Which image is used to describe the storm’s attack?

Explanation:
This item tests how war-made imagery can describe a natural force as an attack. The line uses battlefield language to portray the storm as an unseen assault from the sky: a “line” that strafes invisibly and leaves us “bombarded by the air.” That choice makes the storm feel relentless, impersonal, and threatening, freezing the moment in a sense of danger and invasion, which is exactly how power and conflict poetry often frame nature as an adversary. The other images don’t fit the mood: a loud, visible barrage would imply you can clearly see the attack, not the more unsettling invisible pressure; a distant, gentle rain or a warm, sunny day would undercut the storm’s intensity and the sense of threat the poem aims to convey.

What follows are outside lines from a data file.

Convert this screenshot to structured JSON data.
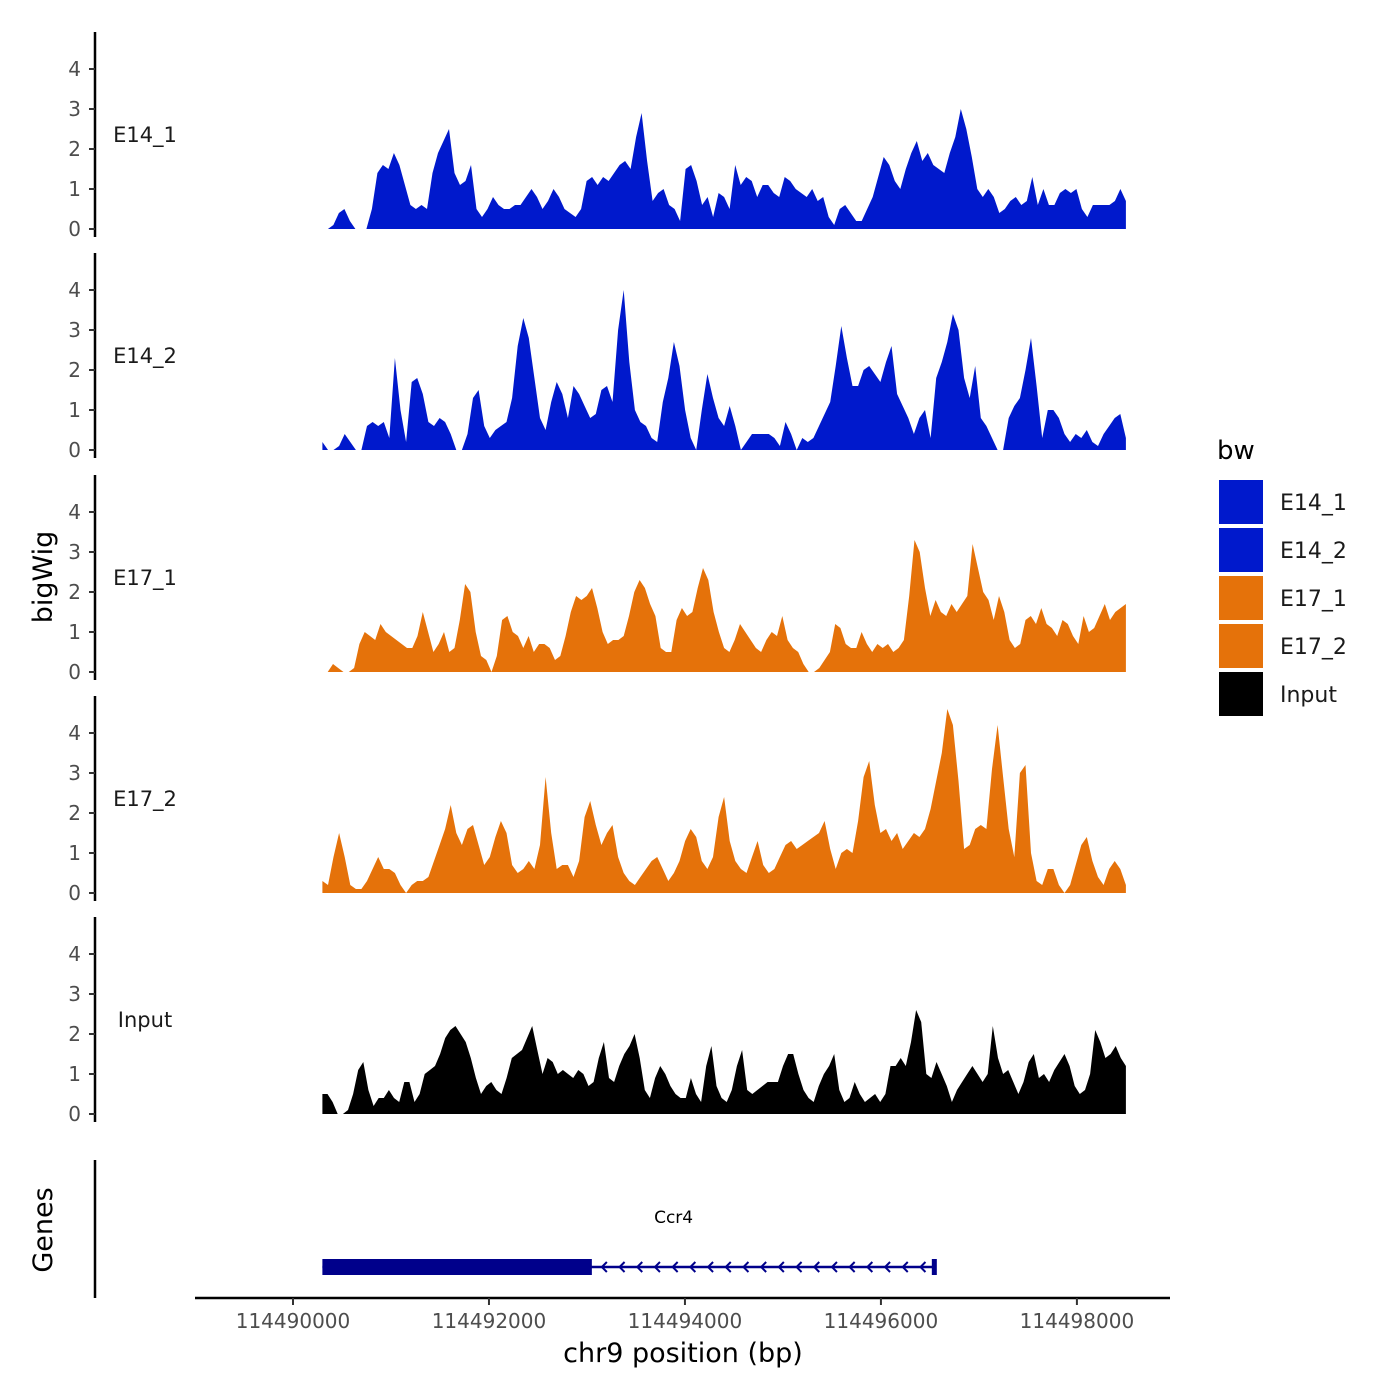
{
  "chart_data": {
    "type": "area",
    "y_axis_title": "bigWig",
    "x_axis_title": "chr9 position (bp)",
    "genes_axis_title": "Genes",
    "x_range": [
      114489000,
      114498950
    ],
    "data_extent": [
      114490300,
      114498500
    ],
    "y_range": [
      0,
      4.8
    ],
    "y_ticks": [
      0,
      1,
      2,
      3,
      4
    ],
    "x_ticks": [
      114490000,
      114492000,
      114494000,
      114496000,
      114498000
    ],
    "x_tick_labels": [
      "114490000",
      "114492000",
      "114494000",
      "114496000",
      "114498000"
    ],
    "legend": {
      "title": "bw",
      "entries": [
        {
          "label": "E14_1",
          "color": "#0019CC"
        },
        {
          "label": "E14_2",
          "color": "#0019CC"
        },
        {
          "label": "E17_1",
          "color": "#E5720A"
        },
        {
          "label": "E17_2",
          "color": "#E5720A"
        },
        {
          "label": "Input",
          "color": "#000000"
        }
      ]
    },
    "tracks": [
      {
        "name": "E14_1",
        "color": "#0019CC",
        "values": [
          0,
          0,
          0.1,
          0.4,
          0.5,
          0.2,
          0,
          0,
          0,
          0.5,
          1.4,
          1.6,
          1.5,
          1.9,
          1.6,
          1.1,
          0.6,
          0.5,
          0.6,
          0.5,
          1.4,
          1.9,
          2.2,
          2.5,
          1.4,
          1.1,
          1.2,
          1.6,
          0.5,
          0.3,
          0.5,
          0.8,
          0.6,
          0.5,
          0.5,
          0.6,
          0.6,
          0.8,
          1.0,
          0.8,
          0.5,
          0.7,
          1.0,
          0.8,
          0.5,
          0.4,
          0.3,
          0.5,
          1.2,
          1.3,
          1.1,
          1.3,
          1.2,
          1.4,
          1.6,
          1.7,
          1.5,
          2.3,
          2.9,
          1.7,
          0.7,
          0.9,
          1.0,
          0.6,
          0.5,
          0.2,
          1.5,
          1.6,
          1.2,
          0.6,
          0.8,
          0.3,
          0.9,
          0.8,
          0.5,
          1.6,
          1.1,
          1.3,
          1.2,
          0.8,
          1.1,
          1.1,
          0.9,
          0.8,
          1.3,
          1.2,
          1.0,
          0.9,
          0.8,
          1.0,
          0.7,
          0.8,
          0.3,
          0.1,
          0.5,
          0.6,
          0.4,
          0.2,
          0.2,
          0.5,
          0.8,
          1.3,
          1.8,
          1.6,
          1.2,
          1.0,
          1.5,
          1.9,
          2.2,
          1.7,
          1.9,
          1.6,
          1.5,
          1.4,
          1.9,
          2.3,
          3.0,
          2.5,
          1.8,
          1.0,
          0.8,
          1.0,
          0.8,
          0.4,
          0.5,
          0.7,
          0.8,
          0.6,
          0.7,
          1.3,
          0.6,
          1.0,
          0.6,
          0.6,
          0.9,
          1.0,
          0.9,
          1.0,
          0.5,
          0.3,
          0.6,
          0.6,
          0.6,
          0.6,
          0.7,
          1.0,
          0.7
        ]
      },
      {
        "name": "E14_2",
        "color": "#0019CC",
        "values": [
          0.2,
          0,
          0,
          0.1,
          0.4,
          0.2,
          0,
          0,
          0.6,
          0.7,
          0.6,
          0.7,
          0.3,
          2.3,
          1.0,
          0.2,
          1.7,
          1.8,
          1.4,
          0.7,
          0.6,
          0.8,
          0.7,
          0.4,
          0,
          0,
          0.4,
          1.3,
          1.5,
          0.6,
          0.3,
          0.5,
          0.6,
          0.7,
          1.3,
          2.6,
          3.3,
          2.8,
          1.8,
          0.8,
          0.5,
          1.2,
          1.7,
          1.4,
          0.8,
          1.6,
          1.4,
          1.1,
          0.8,
          0.9,
          1.5,
          1.6,
          1.2,
          3.0,
          4.0,
          2.2,
          1.0,
          0.7,
          0.6,
          0.3,
          0.2,
          1.2,
          1.8,
          2.7,
          2.1,
          1.0,
          0.3,
          0,
          1.0,
          1.9,
          1.3,
          0.8,
          0.6,
          1.1,
          0.6,
          0,
          0.2,
          0.4,
          0.4,
          0.4,
          0.4,
          0.3,
          0.1,
          0.7,
          0.4,
          0,
          0.3,
          0.2,
          0.3,
          0.6,
          0.9,
          1.2,
          2.1,
          3.1,
          2.3,
          1.6,
          1.6,
          2.0,
          2.1,
          1.9,
          1.7,
          2.2,
          2.6,
          1.4,
          1.1,
          0.8,
          0.4,
          0.8,
          1.0,
          0.3,
          1.8,
          2.2,
          2.7,
          3.4,
          3.0,
          1.8,
          1.3,
          2.1,
          0.8,
          0.6,
          0.3,
          0,
          0,
          0.8,
          1.1,
          1.3,
          2.0,
          2.8,
          1.6,
          0.3,
          1.0,
          1.0,
          0.8,
          0.4,
          0.2,
          0.4,
          0.3,
          0.5,
          0.2,
          0.1,
          0.4,
          0.6,
          0.8,
          0.9,
          0.3
        ]
      },
      {
        "name": "E17_1",
        "color": "#E5720A",
        "values": [
          0,
          0,
          0.2,
          0.1,
          0,
          0,
          0.1,
          0.7,
          1.0,
          0.9,
          0.8,
          1.2,
          1.0,
          0.9,
          0.8,
          0.7,
          0.6,
          0.6,
          0.9,
          1.5,
          1.0,
          0.5,
          0.7,
          1.0,
          0.5,
          0.6,
          1.3,
          2.2,
          2.0,
          1.0,
          0.4,
          0.3,
          0,
          0.4,
          1.3,
          1.4,
          1.0,
          0.9,
          0.6,
          0.9,
          0.5,
          0.7,
          0.7,
          0.6,
          0.3,
          0.4,
          0.9,
          1.5,
          1.9,
          1.8,
          1.9,
          2.1,
          1.6,
          1.0,
          0.7,
          0.8,
          0.8,
          0.9,
          1.4,
          2.0,
          2.3,
          2.1,
          1.7,
          1.4,
          0.6,
          0.5,
          0.5,
          1.3,
          1.6,
          1.4,
          1.5,
          2.1,
          2.6,
          2.3,
          1.5,
          1.0,
          0.6,
          0.5,
          0.8,
          1.2,
          1.0,
          0.8,
          0.6,
          0.5,
          0.8,
          1.0,
          0.9,
          1.4,
          0.8,
          0.6,
          0.5,
          0.2,
          0,
          0,
          0.1,
          0.3,
          0.5,
          1.2,
          1.1,
          0.7,
          0.6,
          0.6,
          1.0,
          0.7,
          0.5,
          0.7,
          0.6,
          0.7,
          0.5,
          0.6,
          0.8,
          1.9,
          3.3,
          3.0,
          2.1,
          1.4,
          1.8,
          1.5,
          1.4,
          1.7,
          1.5,
          1.7,
          1.9,
          3.2,
          2.6,
          2.0,
          1.8,
          1.3,
          1.9,
          1.5,
          0.8,
          0.6,
          0.7,
          1.3,
          1.4,
          1.2,
          1.6,
          1.2,
          1.1,
          0.9,
          1.3,
          1.2,
          0.9,
          0.7,
          1.4,
          1.0,
          1.1,
          1.4,
          1.7,
          1.3,
          1.5,
          1.6,
          1.7
        ]
      },
      {
        "name": "E17_2",
        "color": "#E5720A",
        "values": [
          0.3,
          0.2,
          0.9,
          1.5,
          0.9,
          0.2,
          0.1,
          0.1,
          0.3,
          0.6,
          0.9,
          0.6,
          0.6,
          0.5,
          0.2,
          0,
          0.2,
          0.3,
          0.3,
          0.4,
          0.8,
          1.2,
          1.6,
          2.2,
          1.5,
          1.2,
          1.6,
          1.7,
          1.2,
          0.7,
          0.9,
          1.4,
          1.8,
          1.5,
          0.7,
          0.5,
          0.6,
          0.8,
          0.6,
          1.2,
          2.9,
          1.5,
          0.6,
          0.7,
          0.7,
          0.4,
          0.8,
          1.9,
          2.3,
          1.7,
          1.2,
          1.5,
          1.7,
          0.9,
          0.5,
          0.3,
          0.2,
          0.4,
          0.6,
          0.8,
          0.9,
          0.6,
          0.3,
          0.5,
          0.8,
          1.3,
          1.6,
          1.4,
          0.8,
          0.6,
          0.9,
          1.9,
          2.4,
          1.3,
          0.8,
          0.6,
          0.5,
          0.9,
          1.3,
          0.7,
          0.5,
          0.6,
          0.9,
          1.2,
          1.3,
          1.1,
          1.2,
          1.3,
          1.4,
          1.5,
          1.8,
          1.1,
          0.6,
          1.0,
          1.1,
          1.0,
          1.8,
          2.9,
          3.3,
          2.2,
          1.5,
          1.6,
          1.3,
          1.5,
          1.1,
          1.3,
          1.5,
          1.4,
          1.6,
          2.1,
          2.8,
          3.5,
          4.6,
          4.2,
          2.8,
          1.1,
          1.2,
          1.6,
          1.7,
          1.6,
          3.1,
          4.2,
          2.9,
          1.6,
          0.9,
          3.0,
          3.2,
          1.0,
          0.3,
          0.2,
          0.6,
          0.6,
          0.2,
          0,
          0.2,
          0.7,
          1.2,
          1.4,
          0.8,
          0.4,
          0.2,
          0.6,
          0.8,
          0.6,
          0.2
        ]
      },
      {
        "name": "Input",
        "color": "#000000",
        "values": [
          0.5,
          0.5,
          0.3,
          0,
          0,
          0.1,
          0.5,
          1.1,
          1.3,
          0.6,
          0.2,
          0.4,
          0.4,
          0.6,
          0.4,
          0.3,
          0.8,
          0.8,
          0.3,
          0.5,
          1.0,
          1.1,
          1.2,
          1.5,
          1.9,
          2.1,
          2.2,
          2.0,
          1.8,
          1.4,
          0.9,
          0.5,
          0.7,
          0.8,
          0.6,
          0.5,
          0.9,
          1.4,
          1.5,
          1.6,
          1.9,
          2.2,
          1.6,
          1.0,
          1.4,
          1.3,
          1.0,
          1.1,
          1.0,
          0.9,
          1.1,
          1.0,
          0.7,
          0.8,
          1.4,
          1.8,
          0.9,
          0.8,
          1.2,
          1.5,
          1.7,
          2.0,
          1.4,
          0.6,
          0.4,
          0.9,
          1.2,
          1.0,
          0.7,
          0.5,
          0.4,
          0.4,
          0.9,
          0.5,
          0.3,
          1.2,
          1.7,
          0.7,
          0.4,
          0.3,
          0.6,
          1.2,
          1.6,
          0.6,
          0.5,
          0.6,
          0.7,
          0.8,
          0.8,
          0.8,
          1.2,
          1.5,
          1.5,
          1.0,
          0.6,
          0.4,
          0.3,
          0.7,
          1.0,
          1.2,
          1.5,
          0.6,
          0.3,
          0.4,
          0.8,
          0.5,
          0.3,
          0.4,
          0.5,
          0.3,
          0.5,
          1.2,
          1.2,
          1.4,
          1.2,
          1.8,
          2.6,
          2.3,
          1.0,
          0.9,
          1.3,
          1.0,
          0.7,
          0.3,
          0.6,
          0.8,
          1.0,
          1.2,
          1.0,
          0.8,
          1.0,
          2.2,
          1.4,
          1.0,
          1.1,
          0.8,
          0.5,
          0.8,
          1.3,
          1.5,
          0.9,
          1.0,
          0.8,
          1.1,
          1.3,
          1.5,
          1.2,
          0.7,
          0.5,
          0.6,
          1.0,
          2.1,
          1.8,
          1.4,
          1.5,
          1.7,
          1.4,
          1.2
        ]
      }
    ],
    "genes": [
      {
        "name": "Ccr4",
        "strand": "-",
        "start": 114490300,
        "end": 114496550,
        "cds_start": 114490300,
        "cds_end": 114493050
      }
    ]
  }
}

This item tests how war-made imagery can describe a natural force as an attack. The line uses battlefield language to portray the storm as an unseen assault from the sky: a “line” that strafes invisibly and leaves us “bombarded by the air.” That choice makes the storm feel relentless, impersonal, and threatening, freezing the moment in a sense of danger and invasion, which is exactly how power and conflict poetry often frame nature as an adversary.

The other images don’t fit the mood: a loud, visible barrage would imply you can clearly see the attack, not the more unsettling invisible pressure; a distant, gentle rain or a warm, sunny day would undercut the storm’s intensity and the sense of threat the poem aims to convey.